On two-dimensional steady compactly supported Euler flows with constant vorticity

TL;DR

This paper investigates steady, compactly supported 2D Euler flows with constant vorticity, revealing existence, rigidity, and stability results for various overdetermined free-boundary problems.

Contribution

It introduces new existence and stability results for nontrivial Euler flows with constant vorticity, expanding the understanding of overdetermined elliptic problems.

Findings

Existence of nontrivial admissible domains for three classes of flows.

Rigidity results confirming uniqueness under certain conditions.

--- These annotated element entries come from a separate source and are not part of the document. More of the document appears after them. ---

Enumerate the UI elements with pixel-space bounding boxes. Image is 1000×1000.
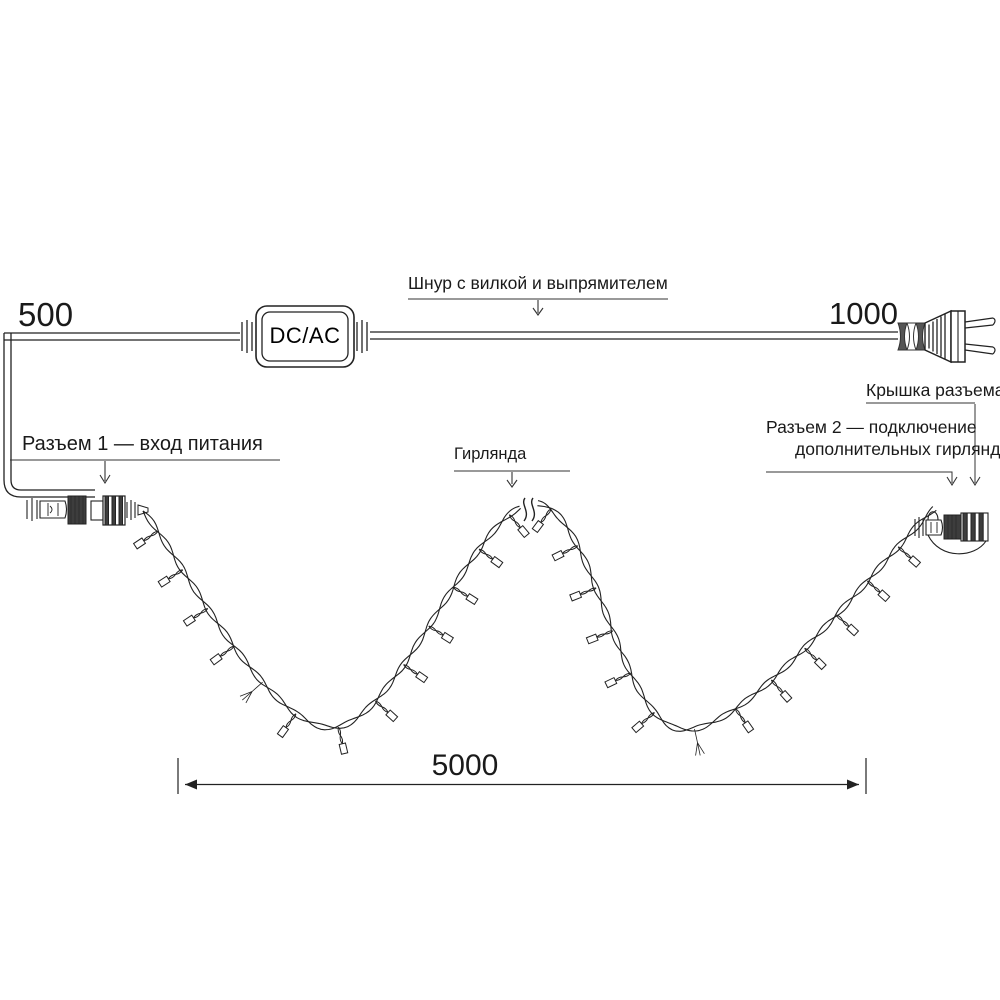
svg-text:DC/AC: DC/AC: [270, 323, 341, 348]
svg-text:500: 500: [18, 296, 73, 333]
svg-text:Разъем 2 — подключение: Разъем 2 — подключение: [766, 417, 977, 437]
svg-text:Крышка разъема: Крышка разъема: [866, 380, 1000, 400]
svg-text:Шнур с вилкой и выпрямителем: Шнур с вилкой и выпрямителем: [408, 273, 668, 293]
svg-text:1000: 1000: [829, 296, 898, 331]
svg-text:дополнительных гирлянд: дополнительных гирлянд: [795, 439, 1000, 459]
svg-text:Разъем 1 — вход питания: Разъем 1 — вход питания: [22, 433, 263, 455]
svg-text:5000: 5000: [432, 749, 499, 782]
svg-text:Гирлянда: Гирлянда: [454, 445, 527, 463]
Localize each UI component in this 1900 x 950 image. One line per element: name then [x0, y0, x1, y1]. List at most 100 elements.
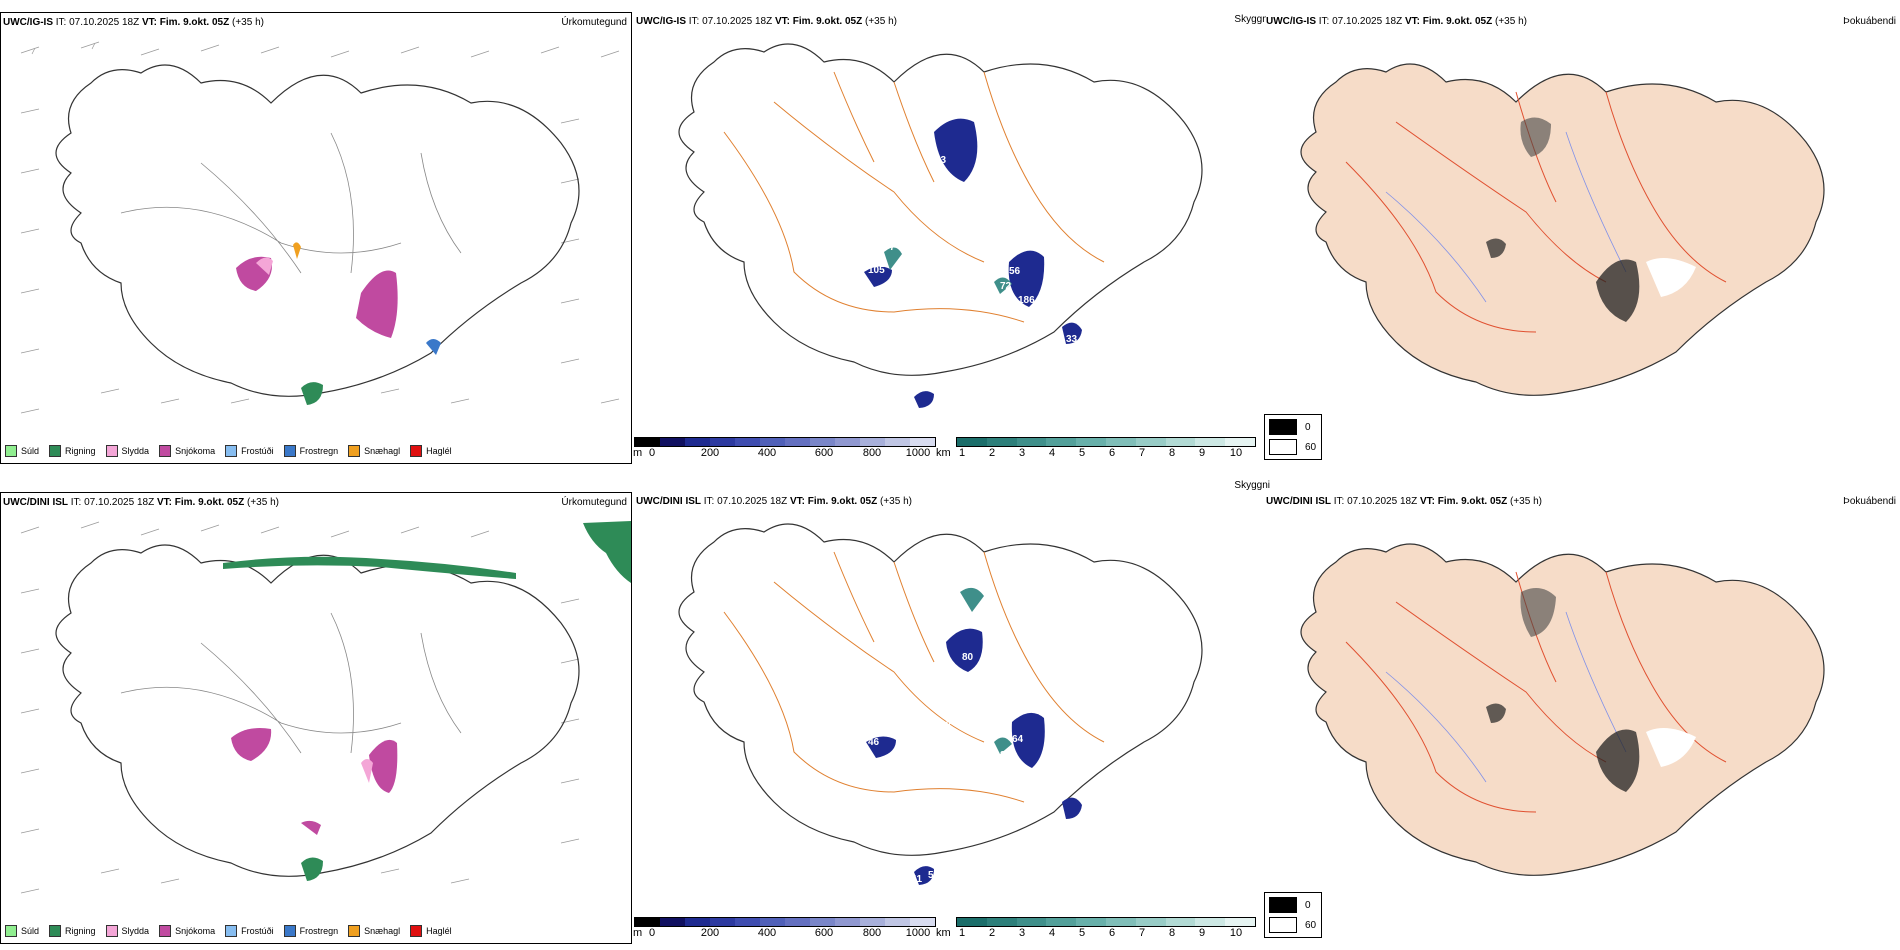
cloud-base-ticks: 0 200 400 600 800 1000	[634, 447, 936, 459]
visibility-map-row1	[678, 43, 1203, 408]
cbar-swatch	[835, 438, 860, 446]
fog-legend-item: 0	[1269, 419, 1311, 435]
tick-label: 0	[648, 447, 656, 459]
cbar-swatch	[1225, 918, 1255, 926]
tick-label: 8	[1168, 927, 1176, 939]
fog-legend-row1: 0 60	[1264, 414, 1322, 460]
cloud-base-label: 53	[992, 726, 1004, 737]
precip-title-row2: UWC/DINI ISL IT: 07.10.2025 18Z VT: Fim.…	[3, 497, 279, 508]
visibility-swatches	[956, 917, 1256, 927]
legend-swatch	[283, 445, 296, 457]
cloud-base-label: 41	[911, 874, 923, 885]
cloud-base-label: 64	[1012, 734, 1024, 745]
cloud-base-swatches	[634, 917, 936, 927]
cloud-area-4	[914, 391, 934, 408]
cbar-swatch	[810, 438, 835, 446]
visibility-panel-row2: 162 80 74 62 64 80 59 41 53 46 UWC/DINI …	[633, 480, 1270, 944]
fog-map-row1	[1300, 63, 1825, 396]
precip-legend-row1: Súld Rigning Slydda Snjókoma Frostúði Fr…	[5, 445, 452, 457]
tick-label: 7	[1138, 447, 1146, 459]
cloud-area-2	[1011, 712, 1045, 768]
legend-swatch	[159, 445, 172, 457]
cbar-swatch	[1165, 918, 1196, 926]
legend-swatch	[348, 925, 361, 937]
precip-legend-row2: Súld Rigning Slydda Snjókoma Frostúði Fr…	[5, 925, 452, 937]
legend-swatch	[225, 445, 238, 457]
legend-swatch	[410, 445, 423, 457]
fog-legend-item: 0	[1269, 897, 1311, 913]
fog-area-4	[1646, 258, 1696, 297]
visibility-colorbar-row1: km 1 2 3 4 5 6 7 8 9 10	[936, 437, 1256, 459]
legend-swatch	[49, 925, 62, 937]
legend-item: Snæhagl	[348, 925, 400, 937]
legend-item: Haglél	[410, 925, 452, 937]
tick-label: 1000	[905, 927, 931, 939]
legend-swatch	[49, 445, 62, 457]
cbar-swatch	[785, 918, 810, 926]
vis-area-1	[884, 247, 902, 270]
legend-item: Snæhagl	[348, 445, 400, 457]
visibility-unit: km	[936, 447, 951, 459]
fog-legend-item: 60	[1269, 917, 1316, 933]
legend-item: Súld	[5, 445, 39, 457]
fog-area-2	[1520, 588, 1556, 637]
fog-legend-swatch	[1269, 439, 1297, 455]
cloud-base-ticks: 0 200 400 600 800 1000	[634, 927, 936, 939]
fog-title-row1: UWC/IG-IS IT: 07.10.2025 18Z VT: Fim. 9.…	[1266, 16, 1527, 27]
wind-barbs	[20, 41, 620, 414]
cbar-swatch	[635, 438, 660, 446]
fog-legend-swatch	[1269, 917, 1297, 933]
cloud-base-label: 80	[962, 652, 974, 663]
cloud-base-label: 162	[1062, 564, 1079, 575]
tick-label: 6	[1108, 447, 1116, 459]
visibility-swatches	[956, 437, 1256, 447]
tick-label: 6	[1108, 927, 1116, 939]
cbar-swatch	[785, 438, 810, 446]
cbar-swatch	[635, 918, 660, 926]
snow-area-3	[301, 820, 321, 835]
fog-label-row2: Þokuábendi	[1843, 496, 1896, 507]
legend-item: Snjókoma	[159, 445, 215, 457]
tick-label: 8	[1168, 447, 1176, 459]
cbar-swatch	[1046, 438, 1077, 446]
cloud-base-label: 59	[928, 870, 940, 881]
cbar-swatch	[685, 438, 710, 446]
tick-label: 1	[958, 927, 966, 939]
precip-map-row2	[20, 521, 631, 894]
cbar-swatch	[860, 438, 885, 446]
legend-swatch	[105, 925, 118, 937]
tick-label: 800	[862, 927, 882, 939]
cloud-base-label: 78	[940, 247, 952, 258]
cbar-swatch	[1046, 918, 1077, 926]
fog-area-1	[1596, 259, 1640, 322]
cbar-swatch	[957, 918, 987, 926]
visibility-ticks: 1 2 3 4 5 6 7 8 9 10	[956, 927, 1256, 939]
cloud-base-label: 49	[928, 380, 940, 391]
cloud-base-label: 74	[882, 714, 894, 725]
fog-label-row1: Þokuábendi	[1843, 16, 1896, 27]
cloud-base-label: 8	[909, 384, 915, 395]
legend-item: Slydda	[105, 445, 149, 457]
iceland-outline	[55, 64, 580, 397]
iceland-land	[1300, 543, 1825, 876]
cloud-base-label: 105	[868, 265, 885, 276]
iceland-outline	[55, 544, 580, 877]
tick-label: 400	[757, 927, 777, 939]
cbar-swatch	[735, 438, 760, 446]
cloud-base-label: 33	[1066, 334, 1078, 345]
fog-area-3	[1486, 238, 1506, 258]
tick-label: 5	[1078, 927, 1086, 939]
fog-legend-swatch	[1269, 897, 1297, 913]
cbar-swatch	[660, 918, 685, 926]
cloud-labels-row1: 83 79 77 105 78 56 72 186 33 49 8	[634, 12, 1264, 432]
cbar-swatch	[660, 438, 685, 446]
cloud-area-1	[946, 628, 983, 672]
cbar-swatch	[910, 438, 935, 446]
tick-label: 4	[1048, 927, 1056, 939]
cloud-base-unit: m	[633, 447, 643, 459]
cbar-swatch	[1076, 918, 1106, 926]
visibility-colorbar-row2: km 1 2 3 4 5 6 7 8 9 10	[936, 917, 1256, 939]
precip-panel-row2: UWC/DINI ISL IT: 07.10.2025 18Z VT: Fim.…	[0, 492, 632, 944]
tick-label: 200	[700, 447, 720, 459]
cbar-swatch	[1135, 438, 1166, 446]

Standard annular flows are stable under small boundary perturbations.

Abstract

In this paper, we study the two-dimensional steady compactly supported incompressible Euler equations with free boundaries. We consider flows with constant vorticity that are perturbations of annular equilibria, in contrast to the laminar flows that predominate in the existing literature on steady water waves. More precisely, we analyze three distinct classes of steady Euler flows with compact support, which correspond, respectively, to partially overdetermined, two-phase overdetermined, and (fully) overdetermined elliptic free-boundary problems. Our main contributions are threefold. For each class, we first prove a flexibility result-the existence of nontrivial admissible domains-by combining shape derivatives with local bifurcation theory. Second, we establish the corresponding rigidity results. Third, we apply the implicit function theorem to show that the standard annular flows are stable under small perturbations of the Neumann boundary condition. These results provide new perspectives on the theory of overdetermined elliptic problems.